私:「Aさん?ちょっと気になるところがあるので、科目明細書をもらって頂けませんか?」
Aさんは、少し慌てた顔をして「なんで?なんで?そんなのいきなり聞けない!!」と言い出しました。
私は「ウソこけ、できるくせに!!」と心の中で罵倒しましたが、こちらの考えを述べると裏をかかれるので「そうですか~では、もう少し考えさせてください」と伝えたところ、Aさんは憮然としながらも「固いな~」と半分侮辱する様な抑揚をつけながら私のところを去っていきました。
それから、その支払手形の振出先を調査すべく、他の営業マンに聞いたり、業界の風評を拾い、商取引において手形を振出す様な相手先の有無を調べたのですが・・・出てきませんでした。
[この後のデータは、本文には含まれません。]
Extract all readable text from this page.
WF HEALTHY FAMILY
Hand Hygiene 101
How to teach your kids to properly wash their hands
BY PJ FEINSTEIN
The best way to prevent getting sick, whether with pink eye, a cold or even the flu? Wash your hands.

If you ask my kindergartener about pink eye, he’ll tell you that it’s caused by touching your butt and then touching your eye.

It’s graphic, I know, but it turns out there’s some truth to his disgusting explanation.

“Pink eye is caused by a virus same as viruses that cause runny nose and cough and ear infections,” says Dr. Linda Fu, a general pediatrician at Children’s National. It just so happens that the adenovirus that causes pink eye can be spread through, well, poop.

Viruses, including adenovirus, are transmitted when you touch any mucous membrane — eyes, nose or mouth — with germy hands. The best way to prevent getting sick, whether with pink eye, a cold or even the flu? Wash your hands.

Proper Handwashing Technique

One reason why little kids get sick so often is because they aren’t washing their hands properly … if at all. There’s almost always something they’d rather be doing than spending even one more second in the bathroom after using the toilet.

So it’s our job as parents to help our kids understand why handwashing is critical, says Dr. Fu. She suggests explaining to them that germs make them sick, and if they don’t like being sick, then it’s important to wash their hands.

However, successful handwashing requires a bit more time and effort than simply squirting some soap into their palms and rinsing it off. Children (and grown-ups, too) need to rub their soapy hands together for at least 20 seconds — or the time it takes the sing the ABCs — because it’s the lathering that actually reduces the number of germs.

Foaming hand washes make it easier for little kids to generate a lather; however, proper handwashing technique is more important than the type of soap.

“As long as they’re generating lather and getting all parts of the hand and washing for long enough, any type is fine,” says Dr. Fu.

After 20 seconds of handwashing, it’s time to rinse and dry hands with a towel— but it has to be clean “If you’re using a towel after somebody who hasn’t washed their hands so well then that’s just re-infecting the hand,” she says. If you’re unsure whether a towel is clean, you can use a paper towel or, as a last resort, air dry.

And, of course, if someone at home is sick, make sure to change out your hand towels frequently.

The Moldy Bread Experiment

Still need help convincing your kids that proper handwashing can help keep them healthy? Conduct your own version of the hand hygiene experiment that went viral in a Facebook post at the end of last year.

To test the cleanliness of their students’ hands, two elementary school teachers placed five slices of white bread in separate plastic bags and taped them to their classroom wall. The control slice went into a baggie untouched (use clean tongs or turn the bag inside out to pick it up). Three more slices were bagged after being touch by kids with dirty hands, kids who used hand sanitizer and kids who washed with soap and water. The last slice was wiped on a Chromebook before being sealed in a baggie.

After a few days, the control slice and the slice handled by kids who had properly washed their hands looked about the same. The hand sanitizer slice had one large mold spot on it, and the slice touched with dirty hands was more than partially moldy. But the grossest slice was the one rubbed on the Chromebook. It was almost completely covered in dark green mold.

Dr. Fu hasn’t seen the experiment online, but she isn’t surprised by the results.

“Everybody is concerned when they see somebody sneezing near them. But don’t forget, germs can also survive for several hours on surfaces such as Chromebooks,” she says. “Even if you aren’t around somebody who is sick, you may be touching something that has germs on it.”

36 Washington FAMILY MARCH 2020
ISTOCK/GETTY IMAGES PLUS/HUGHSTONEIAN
再度、思い切ってAさんを通じて科目明細を要求したところ案の定「拒否」の返事でした。
内外から「お宅の与信管理は固いな~」という声が聞こえてきそうでしたが、ここは我慢して「では、もう1年様子を見させて欲しい」と保留としました。
そして1年後、「元気だぞ」とばかりに社長ご自身から決算書を送ってきてくれましたが、「まだ手形が載っている」。
私が手形を気にしている事は先方も営業マンAさんも知りません。そうして「もう1年我慢して」と「えーまだなのかー?」を、その後2年程繰返したのですが、ある日突然「あの会社が破産した?」という情報が入ってきたのです。